What strikes me most about these uncovered stories is how they humanize what we often treat as pure statistics. The 1985 draft wasn't just about who measured tallest or scored most in college—it was about friendships between scouts, family connections, personal grudges, and sometimes just who happened to be available when a team's turn came around. One player I interviewed laughed while recounting how he learned he'd been drafted from a newspaper someone slid under his hotel room door—no phone call, no ceremony. He played six productive seasons despite that inauspicious beginning.

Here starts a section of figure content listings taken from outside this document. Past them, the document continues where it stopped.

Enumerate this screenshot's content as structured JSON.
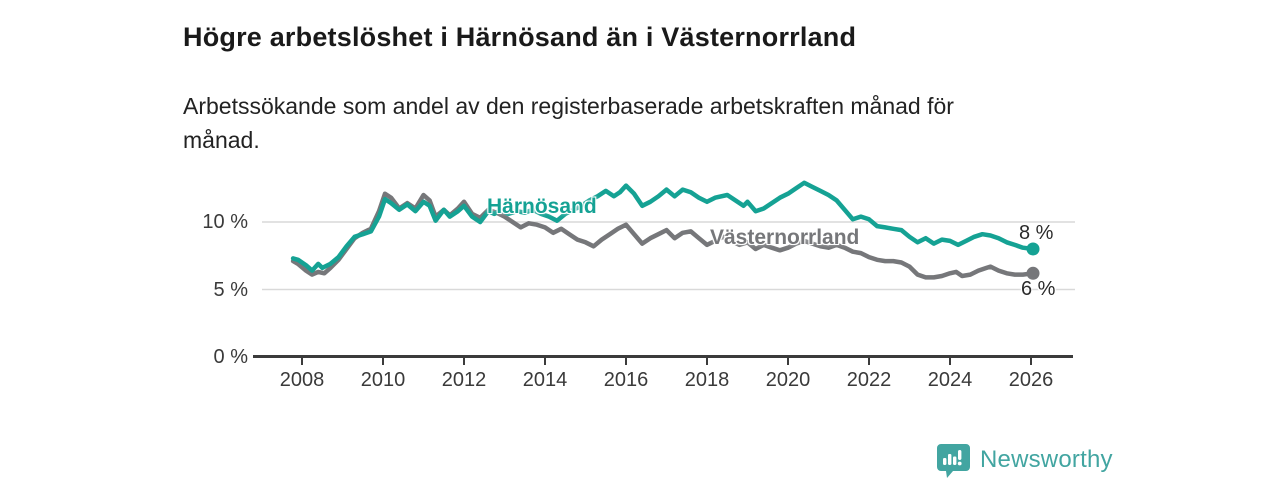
{
  "header": {
    "title": "Högre arbetslöshet i Härnösand än i Västernorrland",
    "subtitle_line1": "Arbetssökande som andel av den registerbaserade arbetskraften månad för",
    "subtitle_line2": "månad."
  },
  "footer": {
    "brand": "Newsworthy",
    "brand_color": "#42a5a1"
  },
  "chart_data": {
    "type": "line",
    "title": "Högre arbetslöshet i Härnösand än i Västernorrland",
    "subtitle": "Arbetssökande som andel av den registerbaserade arbetskraften månad för månad.",
    "unit": "%",
    "xlabel": "",
    "ylabel": "",
    "xlim": [
      2007.6,
      2026.4
    ],
    "ylim": [
      0,
      13.5
    ],
    "grid": "horizontal",
    "grid_color": "#d9d9d9",
    "axis_color": "#3b3b3b",
    "legend": "inline-labels",
    "xticks": [
      {
        "value": 2008,
        "label": "2008"
      },
      {
        "value": 2010,
        "label": "2010"
      },
      {
        "value": 2012,
        "label": "2012"
      },
      {
        "value": 2014,
        "label": "2014"
      },
      {
        "value": 2016,
        "label": "2016"
      },
      {
        "value": 2018,
        "label": "2018"
      },
      {
        "value": 2020,
        "label": "2020"
      },
      {
        "value": 2022,
        "label": "2022"
      },
      {
        "value": 2024,
        "label": "2024"
      },
      {
        "value": 2026,
        "label": "2026"
      }
    ],
    "yticks": [
      {
        "value": 0,
        "label": "0 %"
      },
      {
        "value": 5,
        "label": "5 %"
      },
      {
        "value": 10,
        "label": "10 %"
      }
    ],
    "series": [
      {
        "name": "Västernorrland",
        "color": "#76777a",
        "end_label": "6 %",
        "end_value": 6.2,
        "points": [
          [
            2007.78,
            7.1
          ],
          [
            2007.9,
            6.9
          ],
          [
            2008.1,
            6.4
          ],
          [
            2008.25,
            6.1
          ],
          [
            2008.4,
            6.3
          ],
          [
            2008.55,
            6.2
          ],
          [
            2008.7,
            6.6
          ],
          [
            2008.9,
            7.2
          ],
          [
            2009.1,
            8.0
          ],
          [
            2009.3,
            8.8
          ],
          [
            2009.5,
            9.2
          ],
          [
            2009.7,
            9.5
          ],
          [
            2009.9,
            10.8
          ],
          [
            2010.05,
            12.1
          ],
          [
            2010.2,
            11.8
          ],
          [
            2010.4,
            11.0
          ],
          [
            2010.6,
            11.4
          ],
          [
            2010.8,
            11.0
          ],
          [
            2011.0,
            12.0
          ],
          [
            2011.15,
            11.6
          ],
          [
            2011.3,
            10.4
          ],
          [
            2011.5,
            10.9
          ],
          [
            2011.65,
            10.5
          ],
          [
            2011.85,
            11.0
          ],
          [
            2012.0,
            11.5
          ],
          [
            2012.2,
            10.6
          ],
          [
            2012.4,
            10.3
          ],
          [
            2012.6,
            10.9
          ],
          [
            2012.8,
            10.7
          ],
          [
            2013.0,
            10.4
          ],
          [
            2013.2,
            10.0
          ],
          [
            2013.4,
            9.6
          ],
          [
            2013.6,
            9.9
          ],
          [
            2013.8,
            9.8
          ],
          [
            2014.0,
            9.6
          ],
          [
            2014.2,
            9.2
          ],
          [
            2014.4,
            9.5
          ],
          [
            2014.6,
            9.1
          ],
          [
            2014.8,
            8.7
          ],
          [
            2015.0,
            8.5
          ],
          [
            2015.2,
            8.2
          ],
          [
            2015.4,
            8.7
          ],
          [
            2015.6,
            9.1
          ],
          [
            2015.8,
            9.5
          ],
          [
            2016.0,
            9.8
          ],
          [
            2016.2,
            9.1
          ],
          [
            2016.4,
            8.4
          ],
          [
            2016.6,
            8.8
          ],
          [
            2016.8,
            9.1
          ],
          [
            2017.0,
            9.4
          ],
          [
            2017.2,
            8.8
          ],
          [
            2017.4,
            9.2
          ],
          [
            2017.6,
            9.3
          ],
          [
            2017.8,
            8.8
          ],
          [
            2018.0,
            8.3
          ],
          [
            2018.2,
            8.6
          ],
          [
            2018.4,
            8.9
          ],
          [
            2018.6,
            8.6
          ],
          [
            2018.8,
            8.3
          ],
          [
            2019.0,
            8.5
          ],
          [
            2019.2,
            8.0
          ],
          [
            2019.4,
            8.3
          ],
          [
            2019.6,
            8.1
          ],
          [
            2019.8,
            7.9
          ],
          [
            2020.0,
            8.1
          ],
          [
            2020.2,
            8.4
          ],
          [
            2020.4,
            8.6
          ],
          [
            2020.6,
            8.4
          ],
          [
            2020.8,
            8.2
          ],
          [
            2021.0,
            8.1
          ],
          [
            2021.2,
            8.3
          ],
          [
            2021.4,
            8.1
          ],
          [
            2021.6,
            7.8
          ],
          [
            2021.8,
            7.7
          ],
          [
            2022.0,
            7.4
          ],
          [
            2022.2,
            7.2
          ],
          [
            2022.4,
            7.1
          ],
          [
            2022.6,
            7.1
          ],
          [
            2022.8,
            7.0
          ],
          [
            2023.0,
            6.7
          ],
          [
            2023.2,
            6.1
          ],
          [
            2023.4,
            5.9
          ],
          [
            2023.6,
            5.9
          ],
          [
            2023.8,
            6.0
          ],
          [
            2024.0,
            6.2
          ],
          [
            2024.15,
            6.3
          ],
          [
            2024.3,
            6.0
          ],
          [
            2024.5,
            6.1
          ],
          [
            2024.7,
            6.4
          ],
          [
            2024.9,
            6.6
          ],
          [
            2025.0,
            6.7
          ],
          [
            2025.2,
            6.4
          ],
          [
            2025.4,
            6.2
          ],
          [
            2025.6,
            6.1
          ],
          [
            2025.8,
            6.1
          ],
          [
            2026.05,
            6.2
          ]
        ]
      },
      {
        "name": "Härnösand",
        "color": "#15a294",
        "end_label": "8 %",
        "end_value": 8.0,
        "points": [
          [
            2007.78,
            7.3
          ],
          [
            2007.9,
            7.2
          ],
          [
            2008.1,
            6.8
          ],
          [
            2008.25,
            6.4
          ],
          [
            2008.4,
            6.9
          ],
          [
            2008.5,
            6.6
          ],
          [
            2008.7,
            6.9
          ],
          [
            2008.9,
            7.4
          ],
          [
            2009.1,
            8.2
          ],
          [
            2009.3,
            8.9
          ],
          [
            2009.5,
            9.1
          ],
          [
            2009.7,
            9.3
          ],
          [
            2009.9,
            10.4
          ],
          [
            2010.05,
            11.7
          ],
          [
            2010.2,
            11.4
          ],
          [
            2010.4,
            10.9
          ],
          [
            2010.6,
            11.3
          ],
          [
            2010.8,
            10.8
          ],
          [
            2011.0,
            11.5
          ],
          [
            2011.15,
            11.2
          ],
          [
            2011.3,
            10.1
          ],
          [
            2011.5,
            10.9
          ],
          [
            2011.65,
            10.4
          ],
          [
            2011.85,
            10.8
          ],
          [
            2012.0,
            11.2
          ],
          [
            2012.2,
            10.4
          ],
          [
            2012.4,
            10.0
          ],
          [
            2012.6,
            10.8
          ],
          [
            2012.75,
            10.6
          ],
          [
            2012.9,
            10.9
          ],
          [
            2013.1,
            10.6
          ],
          [
            2013.3,
            10.8
          ],
          [
            2013.5,
            10.7
          ],
          [
            2013.7,
            10.9
          ],
          [
            2013.9,
            10.6
          ],
          [
            2014.1,
            10.4
          ],
          [
            2014.3,
            10.1
          ],
          [
            2014.5,
            10.6
          ],
          [
            2014.7,
            10.9
          ],
          [
            2014.9,
            11.2
          ],
          [
            2015.1,
            11.6
          ],
          [
            2015.3,
            11.9
          ],
          [
            2015.5,
            12.3
          ],
          [
            2015.7,
            11.9
          ],
          [
            2015.85,
            12.2
          ],
          [
            2016.0,
            12.7
          ],
          [
            2016.2,
            12.1
          ],
          [
            2016.4,
            11.2
          ],
          [
            2016.6,
            11.5
          ],
          [
            2016.8,
            11.9
          ],
          [
            2017.0,
            12.4
          ],
          [
            2017.2,
            11.9
          ],
          [
            2017.4,
            12.4
          ],
          [
            2017.6,
            12.2
          ],
          [
            2017.8,
            11.8
          ],
          [
            2018.0,
            11.5
          ],
          [
            2018.2,
            11.8
          ],
          [
            2018.5,
            12.0
          ],
          [
            2018.7,
            11.6
          ],
          [
            2018.9,
            11.2
          ],
          [
            2019.0,
            11.5
          ],
          [
            2019.2,
            10.8
          ],
          [
            2019.4,
            11.0
          ],
          [
            2019.6,
            11.4
          ],
          [
            2019.8,
            11.8
          ],
          [
            2020.0,
            12.1
          ],
          [
            2020.2,
            12.5
          ],
          [
            2020.4,
            12.9
          ],
          [
            2020.6,
            12.6
          ],
          [
            2020.8,
            12.3
          ],
          [
            2021.0,
            12.0
          ],
          [
            2021.2,
            11.6
          ],
          [
            2021.4,
            10.9
          ],
          [
            2021.6,
            10.2
          ],
          [
            2021.8,
            10.4
          ],
          [
            2022.0,
            10.2
          ],
          [
            2022.2,
            9.7
          ],
          [
            2022.4,
            9.6
          ],
          [
            2022.6,
            9.5
          ],
          [
            2022.8,
            9.4
          ],
          [
            2023.0,
            8.9
          ],
          [
            2023.2,
            8.5
          ],
          [
            2023.4,
            8.8
          ],
          [
            2023.6,
            8.4
          ],
          [
            2023.8,
            8.7
          ],
          [
            2024.0,
            8.6
          ],
          [
            2024.2,
            8.3
          ],
          [
            2024.4,
            8.6
          ],
          [
            2024.6,
            8.9
          ],
          [
            2024.8,
            9.1
          ],
          [
            2025.0,
            9.0
          ],
          [
            2025.2,
            8.8
          ],
          [
            2025.4,
            8.5
          ],
          [
            2025.6,
            8.3
          ],
          [
            2025.8,
            8.1
          ],
          [
            2026.05,
            8.0
          ]
        ]
      }
    ]
  }
}
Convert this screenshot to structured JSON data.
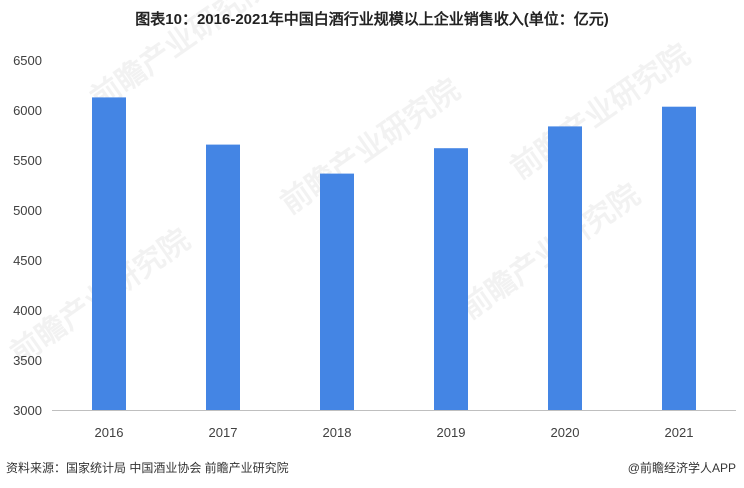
{
  "title": "图表10：2016-2021年中国白酒行业规模以上企业销售收入(单位：亿元)",
  "source": "资料来源：国家统计局 中国酒业协会 前瞻产业研究院",
  "brand": "@前瞻经济学人APP",
  "watermark": "前瞻产业研究院",
  "colors": {
    "bar": "#4485E4",
    "axis": "#BFBFBF"
  },
  "chart_data": {
    "type": "bar",
    "categories": [
      "2016",
      "2017",
      "2018",
      "2019",
      "2020",
      "2021"
    ],
    "values": [
      6126,
      5654,
      5364,
      5618,
      5836,
      6033
    ],
    "ylim": [
      3000,
      6500
    ],
    "yticks": [
      3000,
      3500,
      4000,
      4500,
      5000,
      5500,
      6000,
      6500
    ],
    "grid": false,
    "legend": "none"
  }
}
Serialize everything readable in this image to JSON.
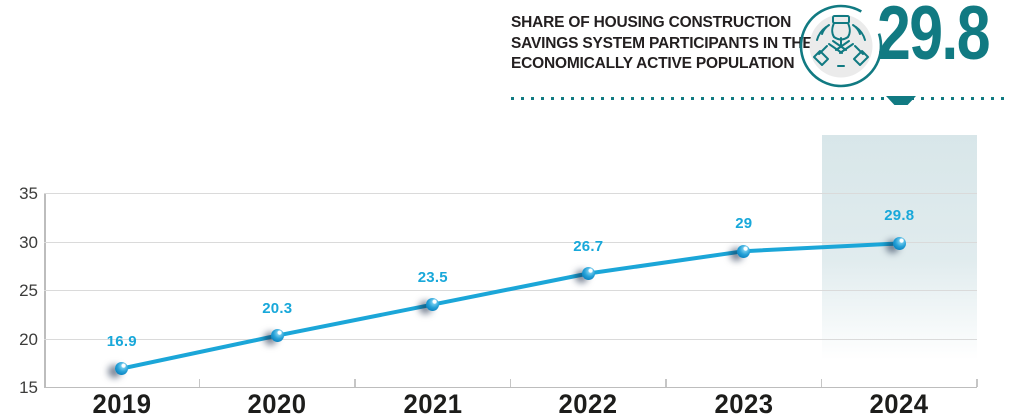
{
  "header": {
    "title_lines": [
      "SHARE OF HOUSING CONSTRUCTION",
      "SAVINGS SYSTEM PARTICIPANTS IN THE",
      "ECONOMICALLY ACTIVE POPULATION"
    ],
    "stat": {
      "value": "29.8",
      "icon": "hands-savings-icon"
    }
  },
  "colors": {
    "teal": "#117a82",
    "line_cyan": "#1ba6d8",
    "point_label_cyan": "#18a8da",
    "title_dark": "#231f20",
    "year_label_dark": "#1d1d1b",
    "ytick_gray": "#3c3c3b",
    "gridline_gray": "#dadada",
    "highlight_band": "#d6e5e8"
  },
  "chart_data": {
    "type": "line",
    "title": "SHARE OF HOUSING CONSTRUCTION SAVINGS SYSTEM PARTICIPANTS IN THE ECONOMICALLY ACTIVE POPULATION",
    "categories": [
      "2019",
      "2020",
      "2021",
      "2022",
      "2023",
      "2024"
    ],
    "values": [
      16.9,
      20.3,
      23.5,
      26.7,
      29,
      29.8
    ],
    "point_labels": [
      "16.9",
      "20.3",
      "23.5",
      "26.7",
      "29",
      "29.8"
    ],
    "ylim": [
      15,
      35
    ],
    "yticks": [
      15,
      20,
      25,
      30,
      35
    ],
    "grid": true,
    "legend_position": "none",
    "highlighted_category": "2024",
    "xlabel": "",
    "ylabel": ""
  }
}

The more I delve into these histories, the more convinced I become that we need to preserve them. Current players would benefit from understanding that their journey—with all its uncertainties and alternate paths—is part of a larger tradition. The 1985 draft class produced 14 players who would eventually win championships, but it also produced 24 who would never taste that success. Yet each had a story worth remembering, a narrative that goes beyond stats and highlights. Uncovering the untold stories behind the 1985 PBA Draft picks has taught me that basketball history isn't written just by the stars, but by the countless near-misses and unexpected opportunities that shape the game we love. Next time I watch a draft, I'll be wondering not just about the first-round picks, but about the alternates waiting in the wings, the players who almost didn't make it, and the stories we might not hear for another thirty years.